Chiunque abbia avuto a che fare con adolescenti sa che, complice l’esplosione ormonale cui sono sottoposti, l’aggressività, verbale (ma anche fisica) di cui sono capaci arriva a livelli altissimi ed innescare la miccia è molto più facile di quanto si possa immaginare. Quindi non dovrebbe stupire leggere episodi di violenza che li riguardino in prima persona, dal bullismo alla violenza privata. Resta tuttavia difficile rimanere impassibili di fronte ad un omicidio, per di più se il ragazzo uccide i propri genitori, in modo premeditato. Che non si sia trattato di un omicidio efferato, la conclusione amara di un litigio più acceso del solito in cui l’incapacità di controllarsi ha portato ad un drammatico epilogo, ma di un omicidio premeditato è qualcosa di molto più grave. Significa aver accarezzato quest’atto in ogni dettaglio, pianificandolo.

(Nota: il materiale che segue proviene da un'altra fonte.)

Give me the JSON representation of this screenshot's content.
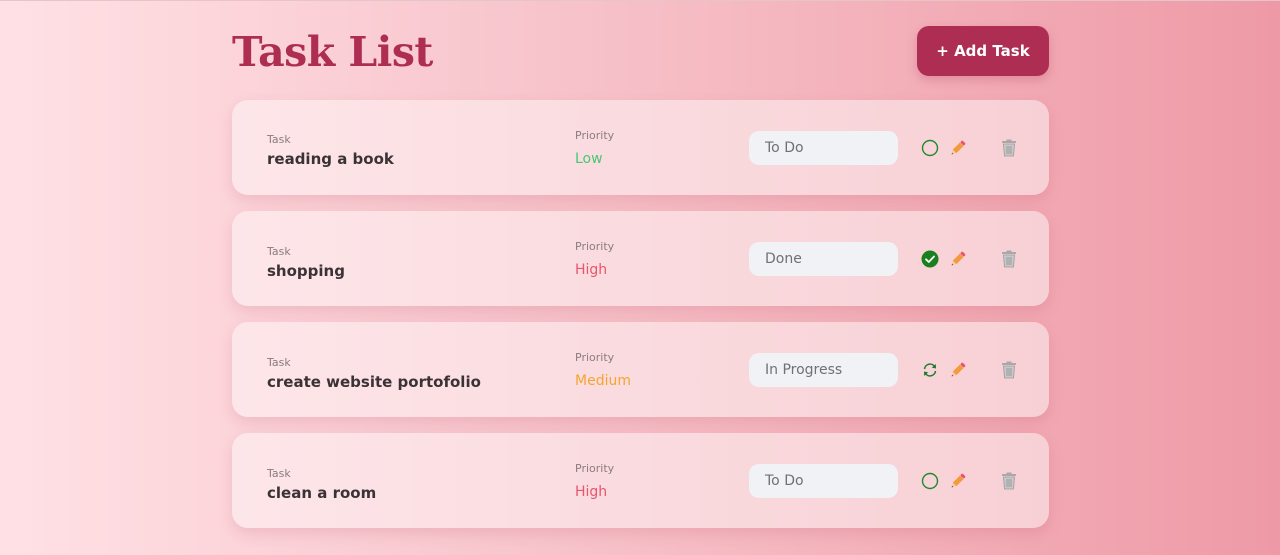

Per quelli della mia generazione, forse, diventa pressoché inevitabile ritornare con la mente ad Erika e Omar. Nonostante siano passati ormai tanti anni, in me il ricordo è ancora vivido. Tanti dettagli sono differenti rispetto a quell’omicidio. Ad essere simile è l’età. E quando hai anche tu quell’età, è inevitabile che un brivido ti corra lungo la schiena, perché, forse per la prima volta, ti rendi conto che non sei più esente dal mondo degli adulti. Che, tra le tante azioni possibili, alla tua portata c’è anche un omicidio. Perfino quello dei tuoi genitori.

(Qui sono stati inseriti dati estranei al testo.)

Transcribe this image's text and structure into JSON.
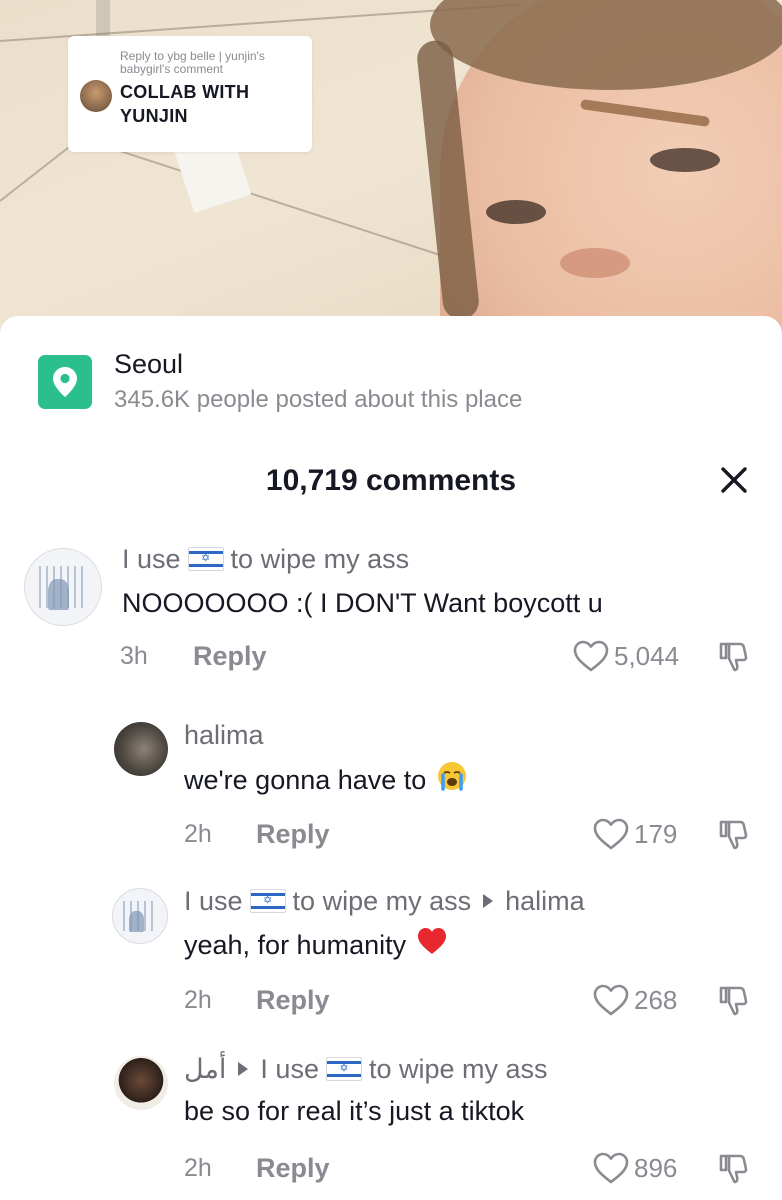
{
  "video": {
    "reply_card": {
      "meta": "Reply to ybg belle | yunjin's babygirl's comment",
      "text": "COLLAB WITH YUNJIN"
    }
  },
  "location": {
    "name": "Seoul",
    "subtitle": "345.6K people posted about this place",
    "icon": "location-pin-icon",
    "accent": "#2bbf8e"
  },
  "header": {
    "count_label": "10,719 comments",
    "close_icon": "close-icon"
  },
  "comments": [
    {
      "user_prefix": "I use",
      "user_suffix": "to wipe my ass",
      "text": "NOOOOOOO :( I DON'T Want boycott u",
      "time": "3h",
      "reply_label": "Reply",
      "likes": "5,044"
    },
    {
      "user": "halima",
      "text": "we're gonna have to",
      "time": "2h",
      "reply_label": "Reply",
      "likes": "179"
    },
    {
      "user_prefix": "I use",
      "user_suffix": "to wipe my ass",
      "reply_to": "halima",
      "text": "yeah, for humanity",
      "time": "2h",
      "reply_label": "Reply",
      "likes": "268"
    },
    {
      "user": "أمل",
      "reply_to_prefix": "I use",
      "reply_to_suffix": "to wipe my ass",
      "text": "be so for real it’s just a tiktok",
      "time": "2h",
      "reply_label": "Reply",
      "likes": "896"
    }
  ]
}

Un’altra cosa che sgomenta è poi pensare quel commento, che si ripete così tanto spesso, in questi casi: “Era un ragazzo tranquillissimo”. A me, personalmente fa pensare a due riflessioni. La prima è: quanto conosciamo i nostri vicini, i nostri amici, i nostri vicini di casa? Viviamo a poca distanza, ma i cuori, probabilmente, sono lontani anni luce tra loro! La seconda è: ma allora chiunque può compiere il male? Probabilmente sì, perché il male raggiunge ciascuno di noi. Parte da un pensiero, a cui puoi da credito oppure no. Ma se inizi a pianificare, già il pensiero sta diventando oltremodo pericoloso. Probabilmente, il pensiero di come poter uccidere lo fanno tutti. Lo stesso Vittorino Andreoli, psicologo, ha modo di confermare ciò, rincarando la dose sull’importanza dell’educazione in famiglia, che dà modo a tutti di sentirsi coinvolti:
«Freud dice che tutti noi abbiamo pensato, almeno una volta nella vita, di uccidere qualcuno. Se non l’abbiamo fatto è perché sono intervenuti dei freni inibitori: il rispetto e la cultura della vita, il timore della legge e della punizione eccetera. Oggi stiamo andando verso una società pulsionale, priva di tabù in cui la famiglia viene vissuta come uno spazio privo di freni inibitori: il dramma, paradossale, è che ci permettiamo di essere più violenti con le persone che più ci amano. Anche perché la famiglia (come del resto la scuola) non suggerisce più un’idea di autorità, di rispetto, di educazione, di coesione. E anche in casa il senso della morte è scaduto, banalizzato, come se fosse una semplice malattia: un’equivalenza diseducativa» (Corriere della Sera, 12 gennaio 2017)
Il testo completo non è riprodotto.